Initiative UE: Israël a convié des ambassadeurs européens pour discuter


JERUSALEM - Le ministère israélien des Affaires étrangères a convié les ambassadeurs de France, de Grande-Bretagne et d'Allemagne à des discussions sur l'initiative européenne excluant les territoires occupés de la coopération avec Israël, a annoncé vendredi un haut responsable diplomatique.

Les lignes directrices, publiées vendredi au Journal officiel de l'Union européenne (UE), disposent qu'à partir de 2014, tous les accords avec Israël portant sur une aide de l'UE devront spécifier qu'ils ne s'appliquent pas aux territoires occupés depuis 1967 (Cisjordanie, Jérusalem-Est, bande de Gaza et le Golan).

Les ambassadeurs de France, de Grande-Bretagne et le numéro deux de l'ambassade d'Allemagne, en l'absence de l'ambassadeur, ont été conviés hier au ministère (...) pour des discussions au sujet des lignes directrices européennes, a déclaré à l'AFP ce diplomate israélien sous couvert de l'anonymat.

Nous avons demandé aux ambassadeurs de transmettre à leurs capitales respectives qu'aucun gouvernement israélien n'accepterait les conditions énoncées (...) et que ces dispositions étaient susceptibles de provoquer une crise sérieuse avec Israël, a-t-il précisé.

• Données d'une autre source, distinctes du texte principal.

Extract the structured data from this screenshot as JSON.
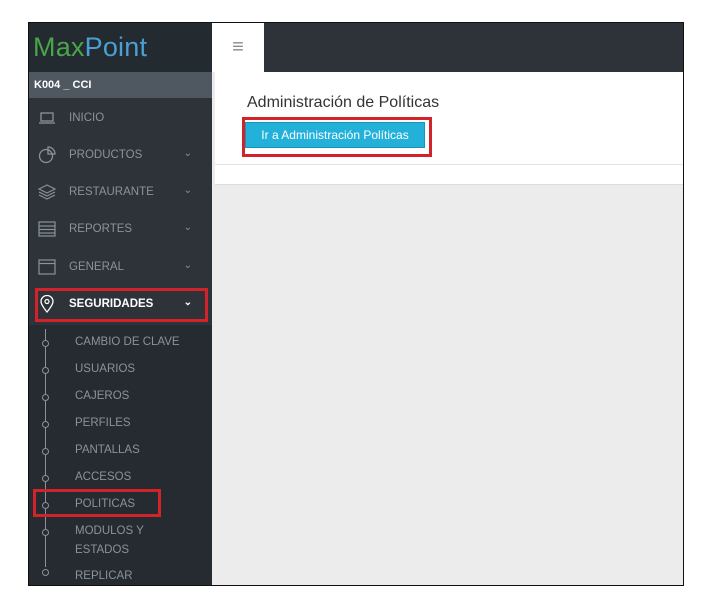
{
  "brand": {
    "part1": "Max",
    "part2": "Point"
  },
  "store_code": "K004 _ CCI",
  "menu": [
    {
      "label": "INICIO",
      "icon": "monitor-icon",
      "chevron": false
    },
    {
      "label": "PRODUCTOS",
      "icon": "pie-chart-icon",
      "chevron": true
    },
    {
      "label": "RESTAURANTE",
      "icon": "layers-icon",
      "chevron": true
    },
    {
      "label": "REPORTES",
      "icon": "list-icon",
      "chevron": true
    },
    {
      "label": "GENERAL",
      "icon": "window-icon",
      "chevron": true
    },
    {
      "label": "SEGURIDADES",
      "icon": "map-pin-icon",
      "chevron": true,
      "active": true
    }
  ],
  "submenu": [
    "CAMBIO DE CLAVE",
    "USUARIOS",
    "CAJEROS",
    "PERFILES",
    "PANTALLAS",
    "ACCESOS",
    "POLITICAS",
    "MODULOS Y",
    "ESTADOS",
    "REPLICAR"
  ],
  "main": {
    "title": "Administración de Políticas",
    "button_label": "Ir a Administración Políticas"
  },
  "colors": {
    "highlight": "#d2232a",
    "accent": "#23b1da",
    "sidebar": "#2d3339"
  }
}
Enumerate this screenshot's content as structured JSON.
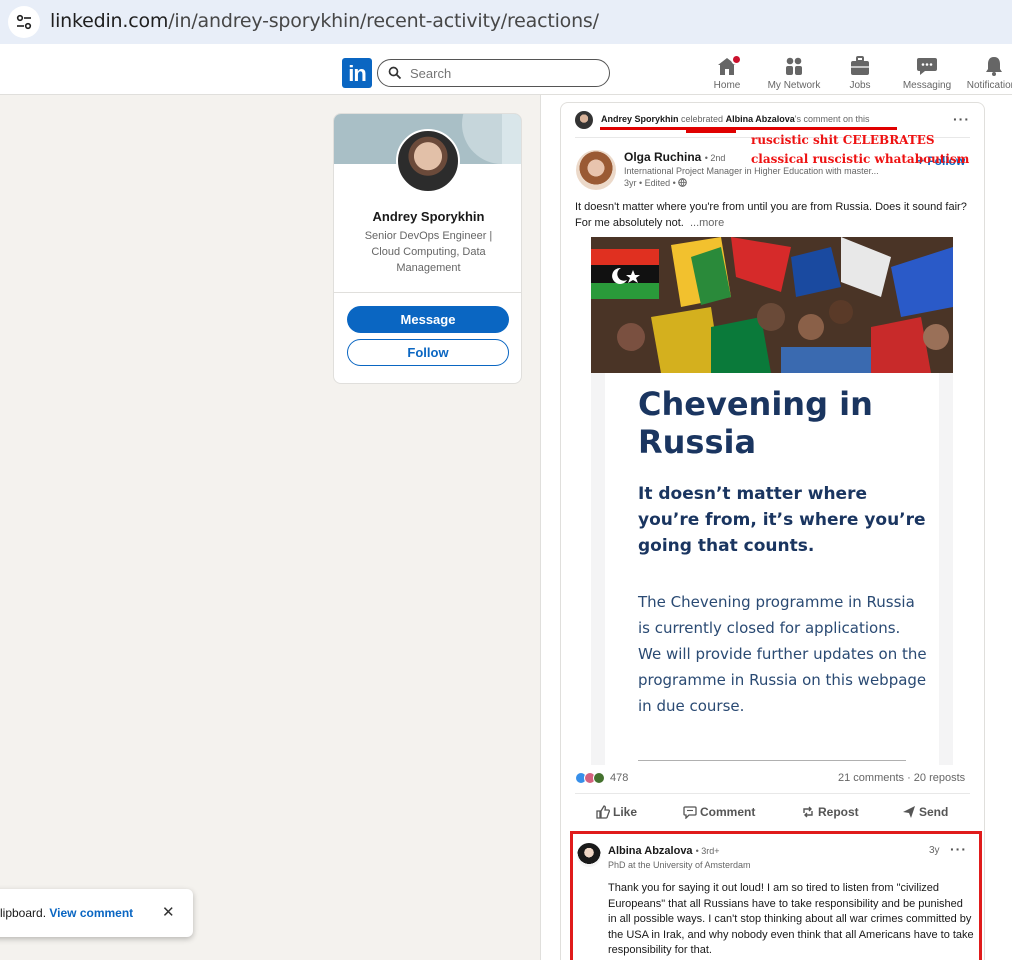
{
  "browser": {
    "url_host": "linkedin.com",
    "url_path": "/in/andrey-sporykhin/recent-activity/reactions/"
  },
  "nav": {
    "logo": "in",
    "search_placeholder": "Search",
    "items": [
      {
        "label": "Home",
        "icon": "home-icon"
      },
      {
        "label": "My Network",
        "icon": "people-icon"
      },
      {
        "label": "Jobs",
        "icon": "briefcase-icon"
      },
      {
        "label": "Messaging",
        "icon": "chat-icon"
      },
      {
        "label": "Notifications",
        "icon": "bell-icon"
      }
    ],
    "brand_color": "#0a66c2"
  },
  "profile": {
    "name": "Andrey Sporykhin",
    "headline": "Senior DevOps Engineer | Cloud Computing, Data Management",
    "message_label": "Message",
    "follow_label": "Follow"
  },
  "toast": {
    "text": "lipboard.",
    "link": "View comment",
    "close": "✕"
  },
  "activity": {
    "actor": "Andrey Sporykhin",
    "verb": "celebrated",
    "target": "Albina Abzalova",
    "suffix": "'s comment on this",
    "more": "···"
  },
  "annotation": {
    "line1": "ruscistic shit CELEBRATES",
    "line2": "classical ruscistic whataboutism",
    "color": "#ee1111"
  },
  "post": {
    "author": "Olga Ruchina",
    "degree": "• 2nd",
    "author_title": "International Project Manager in Higher Education with master...",
    "time": "3yr • Edited •",
    "follow": "+ Follow",
    "text": "It doesn't matter where you're from until you are from Russia. Does it sound fair? For me absolutely not.",
    "more": "...more",
    "doc_title": "Chevening in Russia",
    "doc_subtitle": "It doesn’t matter where you’re from, it’s where you’re going that counts.",
    "doc_body": "The Chevening programme in Russia is currently closed for applications. We will provide further updates on the programme in Russia on this webpage in due course.",
    "reactions_count": "478",
    "stats": "21 comments · 20 reposts",
    "actions": [
      "Like",
      "Comment",
      "Repost",
      "Send"
    ]
  },
  "comment": {
    "author": "Albina Abzalova",
    "degree": "• 3rd+",
    "title": "PhD at the University of Amsterdam",
    "time": "3y",
    "more": "···",
    "text": "Thank you for saying it out loud! I am so tired to listen from \"civilized Europeans\" that all Russians have to take responsibility and be punished in all possible ways. I can't stop thinking about all war crimes committed by the USA in Irak, and why nobody even think that all Americans have to take responsibility for that."
  }
}
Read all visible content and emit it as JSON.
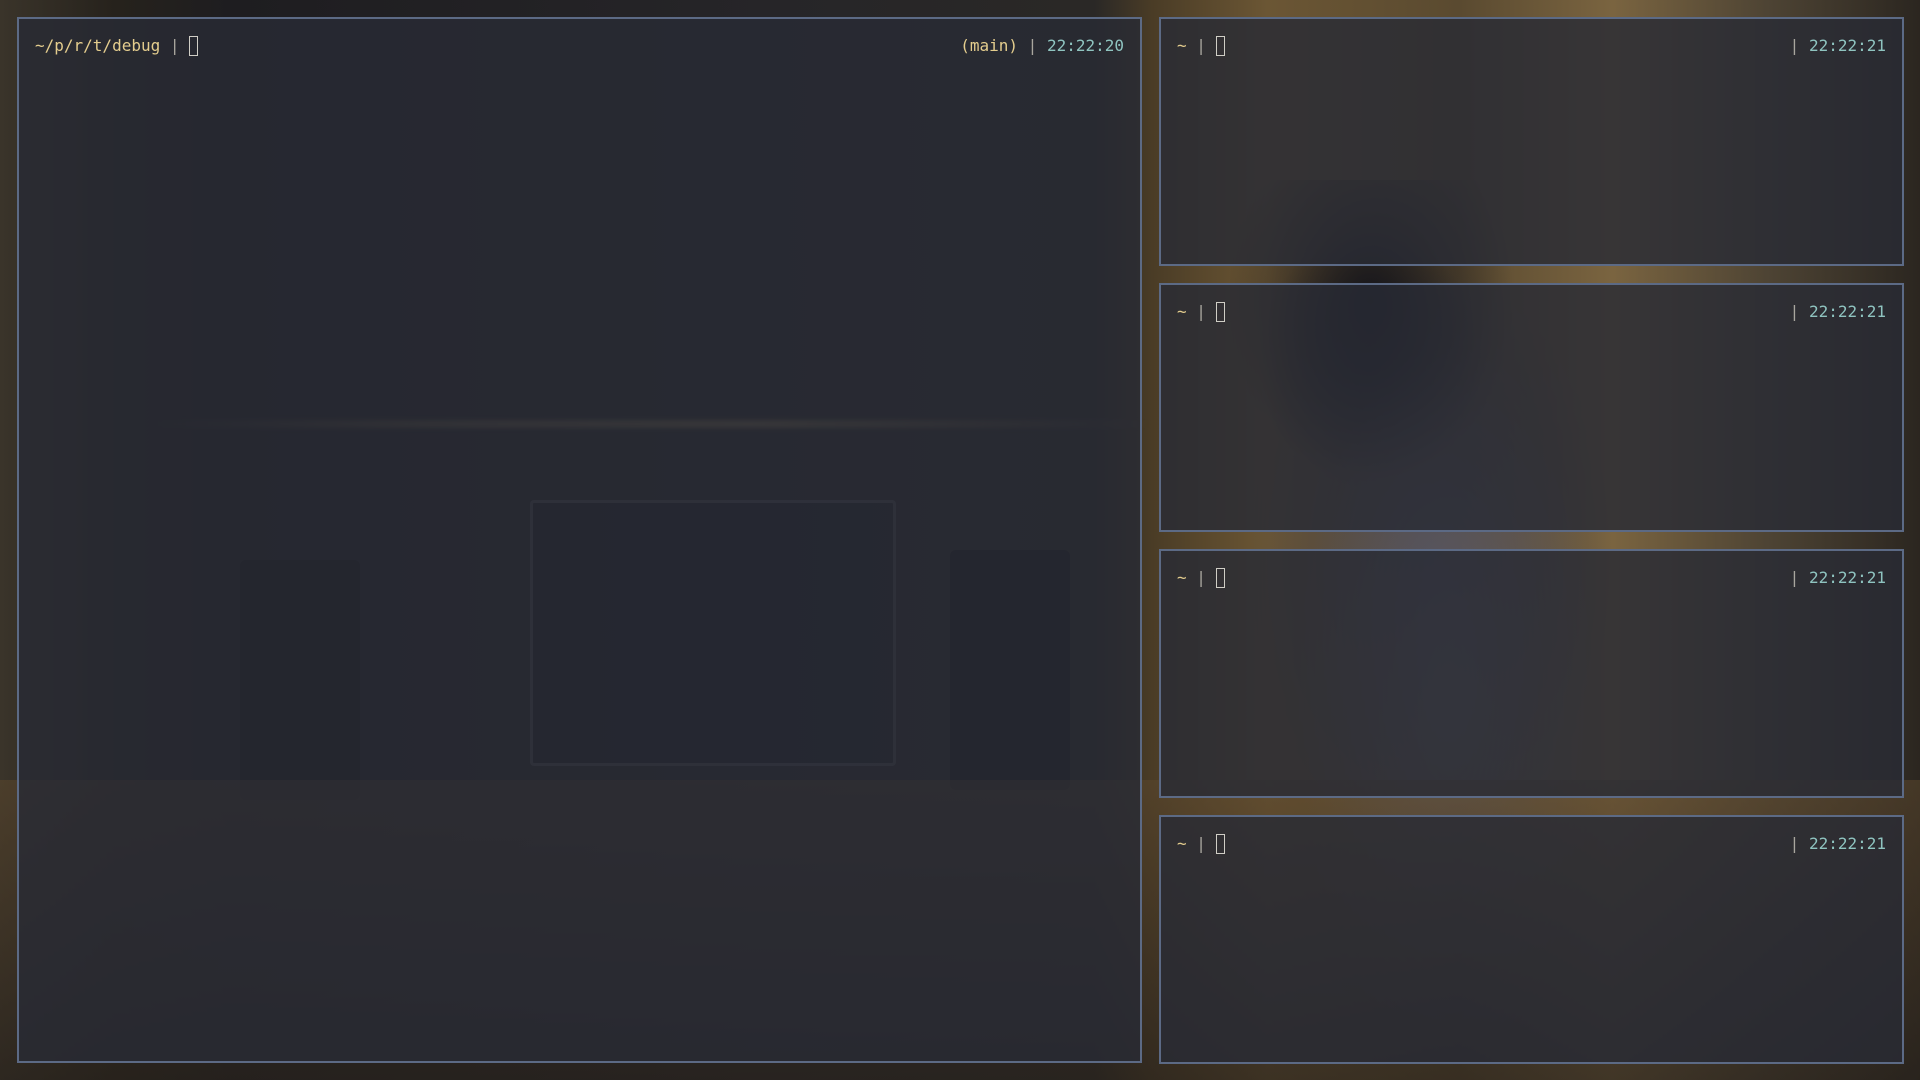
{
  "panes": [
    {
      "id": "main",
      "path": "~/p/r/t/debug",
      "separator": " | ",
      "branch": "(main)",
      "right_separator": " | ",
      "time": "22:22:20"
    },
    {
      "id": "pane-1",
      "path": "~",
      "separator": " | ",
      "right_separator": "| ",
      "time": "22:22:21"
    },
    {
      "id": "pane-2",
      "path": "~",
      "separator": " | ",
      "right_separator": "| ",
      "time": "22:22:21"
    },
    {
      "id": "pane-3",
      "path": "~",
      "separator": " | ",
      "right_separator": "| ",
      "time": "22:22:21"
    },
    {
      "id": "pane-4",
      "path": "~",
      "separator": " | ",
      "right_separator": "| ",
      "time": "22:22:21"
    }
  ],
  "colors": {
    "pane_border": "#5c6a85",
    "pane_background": "#282b34",
    "path": "#e4cd8e",
    "time": "#8fc4c0",
    "separator": "#a9a69e"
  },
  "icons": {
    "cursor": "block-cursor-outline"
  }
}
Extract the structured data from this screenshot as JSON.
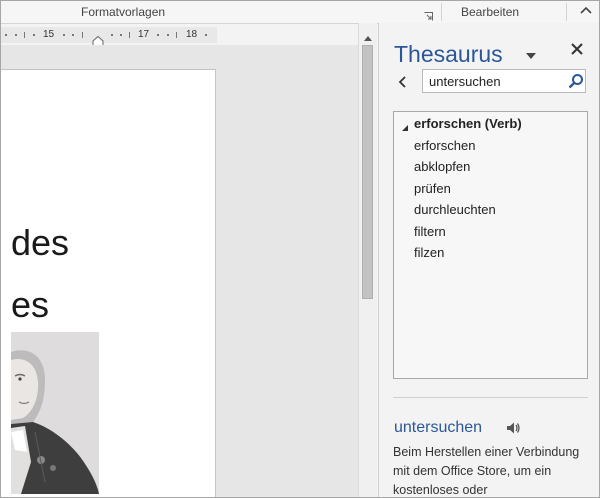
{
  "ribbon": {
    "group_formatvorlagen": "Formatvorlagen",
    "group_bearbeiten": "Bearbeiten"
  },
  "ruler": {
    "labels": [
      "15",
      "17",
      "18"
    ]
  },
  "document": {
    "line1": "des",
    "line2": "es"
  },
  "thesaurus": {
    "title": "Thesaurus",
    "search_value": "untersuchen",
    "results": {
      "header": "erforschen (Verb)",
      "items": [
        "erforschen",
        "abklopfen",
        "prüfen",
        "durchleuchten",
        "filtern",
        "filzen"
      ]
    },
    "word": "untersuchen",
    "description": "Beim Herstellen einer Verbindung mit dem Office Store, um ein kostenloses oder"
  },
  "colors": {
    "accent": "#2b579a",
    "pane_bg": "#f3f3f3",
    "ruler_bg": "#e8e8e8"
  },
  "icons": [
    "dialog-launcher-icon",
    "collapse-ribbon-icon",
    "indent-marker-icon",
    "scroll-up-icon",
    "pane-menu-icon",
    "close-icon",
    "back-icon",
    "search-icon",
    "expand-caret-icon",
    "speaker-icon"
  ]
}
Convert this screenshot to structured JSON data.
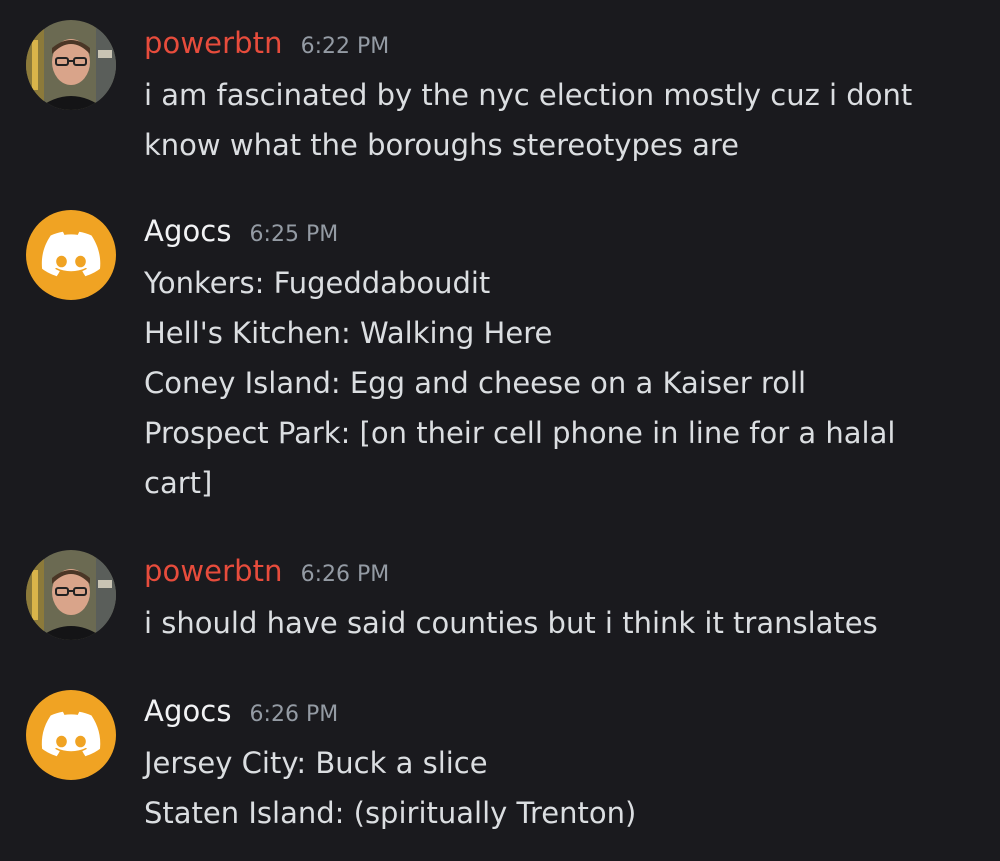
{
  "colors": {
    "background": "#1a1a1e",
    "text": "#dbdee1",
    "timestamp": "#949ba4",
    "powerbtn_name": "#e74c3c",
    "agocs_name": "#f2f3f5",
    "discord_avatar_bg": "#f0a323"
  },
  "messages": [
    {
      "author": "powerbtn",
      "avatar_icon": "user-photo-avatar",
      "timestamp": "6:22 PM",
      "lines": [
        "i am fascinated by the nyc election mostly cuz i dont",
        "know what the boroughs stereotypes are"
      ]
    },
    {
      "author": "Agocs",
      "avatar_icon": "discord-logo-icon",
      "timestamp": "6:25 PM",
      "lines": [
        "Yonkers: Fugeddaboudit",
        "Hell's Kitchen: Walking Here",
        "Coney Island: Egg and cheese on a Kaiser roll",
        "Prospect Park: [on their cell phone in line for a halal",
        "cart]"
      ]
    },
    {
      "author": "powerbtn",
      "avatar_icon": "user-photo-avatar",
      "timestamp": "6:26 PM",
      "lines": [
        "i should have said counties but i think it translates"
      ]
    },
    {
      "author": "Agocs",
      "avatar_icon": "discord-logo-icon",
      "timestamp": "6:26 PM",
      "lines": [
        "Jersey City: Buck a slice",
        "Staten Island: (spiritually Trenton)"
      ]
    }
  ]
}
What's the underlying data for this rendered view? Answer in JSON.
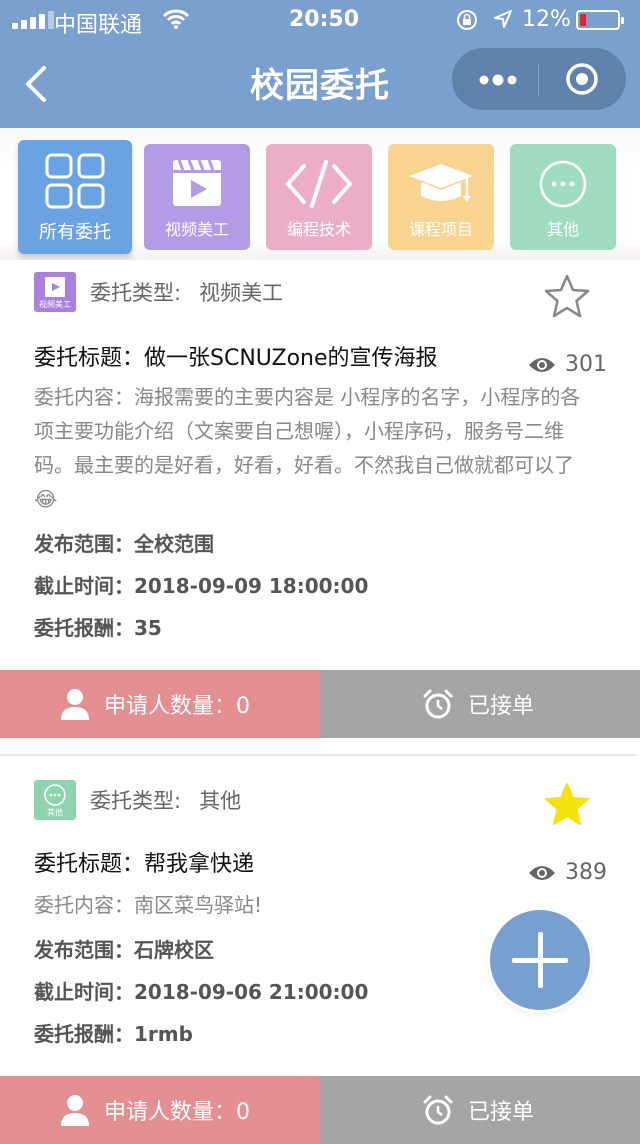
{
  "status_bar": {
    "carrier": "中国联通",
    "time": "20:50",
    "battery": "12%",
    "battery_level": 0.12
  },
  "nav": {
    "title": "校园委托"
  },
  "categories": [
    {
      "label": "所有委托",
      "color": "#6ba3e2",
      "icon": "grid-icon",
      "active": true
    },
    {
      "label": "视频美工",
      "color": "#b39be6",
      "icon": "video-icon",
      "active": false
    },
    {
      "label": "编程技术",
      "color": "#ecadc6",
      "icon": "code-icon",
      "active": false
    },
    {
      "label": "课程项目",
      "color": "#f8d490",
      "icon": "graduation-cap-icon",
      "active": false
    },
    {
      "label": "其他",
      "color": "#9fdcbf",
      "icon": "more-icon",
      "active": false
    }
  ],
  "tasks": [
    {
      "type_icon_label": "视频美工",
      "type_icon_color": "#a980e0",
      "type_label": "委托类型:",
      "type_value": "视频美工",
      "starred": false,
      "title": "委托标题：做一张SCNUZone的宣传海报",
      "views": "301",
      "content": "委托内容：海报需要的主要内容是 小程序的名字，小程序的各项主要功能介绍（文案要自己想喔），小程序码，服务号二维码。最主要的是好看，好看，好看。不然我自己做就都可以了😂",
      "scope": "发布范围：全校范围",
      "deadline": "截止时间：2018-09-09 18:00:00",
      "reward": "委托报酬：35",
      "applicants": "申请人数量：0",
      "status": "已接单"
    },
    {
      "type_icon_label": "其他",
      "type_icon_color": "#8fd4ae",
      "type_label": "委托类型:",
      "type_value": "其他",
      "starred": true,
      "title": "委托标题：帮我拿快递",
      "views": "389",
      "content": "委托内容：南区菜鸟驿站!",
      "scope": "发布范围：石牌校区",
      "deadline": "截止时间：2018-09-06 21:00:00",
      "reward": "委托报酬：1rmb",
      "applicants": "申请人数量：0",
      "status": "已接单"
    }
  ],
  "colors": {
    "nav_bg": "#7aa0cf",
    "applicants_bg": "#e48f91",
    "status_bg": "#a5a5a5",
    "fab": "#779fd0",
    "star_filled": "#f5e10e"
  }
}
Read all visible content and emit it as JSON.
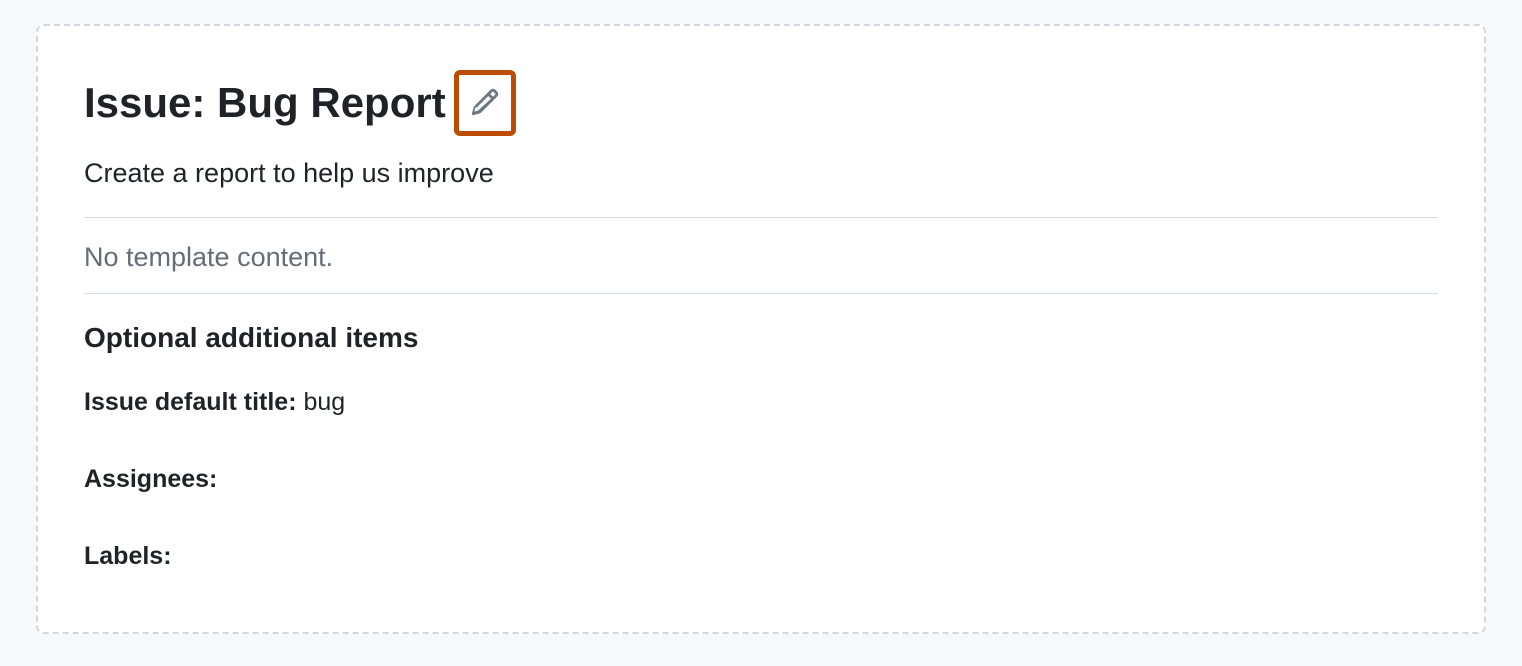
{
  "header": {
    "title": "Issue: Bug Report",
    "subtitle": "Create a report to help us improve"
  },
  "body": {
    "empty_message": "No template content."
  },
  "optional": {
    "heading": "Optional additional items",
    "default_title_label": "Issue default title:",
    "default_title_value": "bug",
    "assignees_label": "Assignees:",
    "assignees_value": "",
    "labels_label": "Labels:",
    "labels_value": ""
  }
}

Ces lignes directrices imposent que chaque entité israélienne non gouvernementale candidate à une coopération avec l'UE présente une déclaration sur l'honneur attestant qu'elle n'a aucune activité en territoire occupé.

La Commission veillera également à intégrer le contenu des présentes lignes directrices dans les accords internationaux, selon le texte.

J'ai discuté hier pendant une heure, à sa demande, avec le directeur général du ministère israélien des Affaires étrangères Rafi Barak des lignes directrices de l'Union européenne, qui provoquent de nombreuses inquiétudes chez les Israéliens, a confirmé à l'AFP l'ambassadeur de France en Israël, Christophe Bigot.

M. Bigot a précisé avoir rappelé que cette décision s'inscrivait dans la continuité de la politique européenne et de la position française concernant la colonisation et la nécessité de parvenir à une solution à deux États sur la base des lignes de 1967, avec des échanges mutuellement agréés de territoires.

La porte-parole de l'ambassade d'Allemagne a confirmé que le numéro deux de la représentation avait été invité jeudi au ministère pour des discussions. L'ambassade du Royaume-Uni n'a pas souhaité faire de commentaire.

La chef de la diplomatie de l'UE, Catherine Ashton, a assuré vendredi que ces lignes directrices ne faisaient que réitérer la position traditionnelle selon laquelle les accords bilatéraux avec Israël ne couvrent pas les territoires occupés, et ne préjugent en aucun cas du résultat des négociations de paix entre les Israéliens et les Palestiniens.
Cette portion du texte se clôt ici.